Wichtig ist, daß Bader zur Religion allgemein eine bestimmte Selbstkritik ausübt. Er sagt: "Die Kritik an den Religionen hat dennoch einige berechtigte sozialphilosophische Argumente für sich." (Anm. 4, S. 22.)  Er ist kein bloßer Christ, sondern auch ein kritisch reflexiver Wissenschaftler. Er stellt die Gegenstände seiner Erfahrung als Objekte seiner Forschung zum Nachvollziehen der wissenschaftlichen Wahrheit. Als ein Universitätslehrer hält er sein Bekenntnis: er ist aber nicht dazu verpflichtet, vom Bekenntnis der eigenen Religion zu bekunden. Der Grund, warum ich ihn schätze und mit ihm diskutieren kann, liegt eben in diesem Punkt.
Hier entsteht das Verhältnis der Religionswissenschaft als Theorie und der Religion als Praxis. Praktiker der Religion müssen aufgrund ihres Bekenntnisses ihre Lehre aktivieren. Aber Religionswissenschaftler müssen zu der Religion eine gewisse Distanz halten. Denn die Erscheinung der Religion ist Gegenstand seiner/ihrer objektiv-wissenschaftlichen Forschung. Wenn auch er/sie an einer bestimmten Lehre der Religion glaubt, ist ihm/ihr postuliert, ein kritisch reflexives Verhalten der Religion gegenüber aufzuweisen. Fukazawa, der Religionswissenschaftler, betont die "Kritische Funktion der Religionswissenschaft".6)Wenn man die Religionskritik in der neuzeitlichen Aufklärung betrachtet, ist klar, daß das Christentum seither die regelmäßige Kritik an sich selbst ausübt und sich dementsprechend verändert.
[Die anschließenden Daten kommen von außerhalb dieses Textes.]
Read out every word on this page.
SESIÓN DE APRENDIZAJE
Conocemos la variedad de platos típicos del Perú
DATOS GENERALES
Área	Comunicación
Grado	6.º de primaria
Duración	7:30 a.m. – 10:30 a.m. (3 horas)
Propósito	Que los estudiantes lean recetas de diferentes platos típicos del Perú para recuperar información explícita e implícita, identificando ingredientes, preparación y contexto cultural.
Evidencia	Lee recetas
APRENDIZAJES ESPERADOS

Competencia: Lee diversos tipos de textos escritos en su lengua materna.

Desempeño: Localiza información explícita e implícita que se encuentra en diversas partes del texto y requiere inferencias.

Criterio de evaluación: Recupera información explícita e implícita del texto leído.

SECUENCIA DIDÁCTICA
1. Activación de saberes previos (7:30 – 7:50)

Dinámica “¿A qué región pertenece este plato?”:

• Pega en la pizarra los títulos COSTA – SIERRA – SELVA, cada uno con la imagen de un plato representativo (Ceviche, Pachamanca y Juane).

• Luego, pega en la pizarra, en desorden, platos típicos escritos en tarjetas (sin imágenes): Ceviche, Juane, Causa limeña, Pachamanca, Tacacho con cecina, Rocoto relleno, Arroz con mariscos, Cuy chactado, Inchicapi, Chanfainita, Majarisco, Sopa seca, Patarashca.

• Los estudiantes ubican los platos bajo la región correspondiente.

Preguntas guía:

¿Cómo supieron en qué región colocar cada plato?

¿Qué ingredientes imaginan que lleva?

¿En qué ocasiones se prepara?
Die Religionswissenschaft muß zugleich den bestimmten Religionen kritisch entgegenstehen. Für Bader besteht eine derartige Aufgabe.
Manche Praktiker der Religionen lassen die Fehler und Übeltaten ihrer eigenen Religion als vergangene Sachen außer acht. Sie verhalten sich als richtige Vertreter und reden nur von den schönen Seiten ihres eigenen Bekenntnisses. Manche andere ohne Bekenntnis können nicht umhin, Religionen zu bezweifeln. Bader repräsentiert demgegenüber die Position: "Der dogmatische Verfall der christlichen Religion führte zum Ausbruch der Religionskriege. Dies muß man aufrichtig bekennen und sich kritisch gegen den Krieg besinnen. Dies ist eben der Ausgangspunkt der Religionswissenschaft. "Der 30jährige Krieg zwischen Katholiken und Protestanten des Anfangs des 17. Jhdts. führte dazu, daß sich die Gesamtbevölkerungszahl in Deutschland von 18.000.000 auf 7.000.000 verringert hat. Bader: "Religionskrieg ist eine fehlgeschlagene Ausübung der Fähigkeit der Religion selbst." (Vgl.Anm. 4,S. 21.) Herr Bader beobachtet aufmerksam die gewaltigen Auseinandersetzungen in Bosnien und Irland: In ihrem Hintergrund bleiben unterschiedliche Religionsbekenntnisse. Er verweist darauf: "Vermutlich ist die Gewaltlosigkeit in irgendeiner Form mit dem Kern aller Religionen überhaupt eng verknüpft. Unter diesem Aspekt werden nicht nur Religionskriege grundsätzlich vermeidbar, sondern die Religionen können wohl als Schutz gegen Kriege aller Art dienen." (Vgl. Anm. 4,S., 25.) Meiner Ansicht nach hat diese ernsthafte Konfrontation, die bei Bader der Fall ist, zum Wiederherstellen und Anerkennen der Religion einen wichtigen Beitrag zu leisten.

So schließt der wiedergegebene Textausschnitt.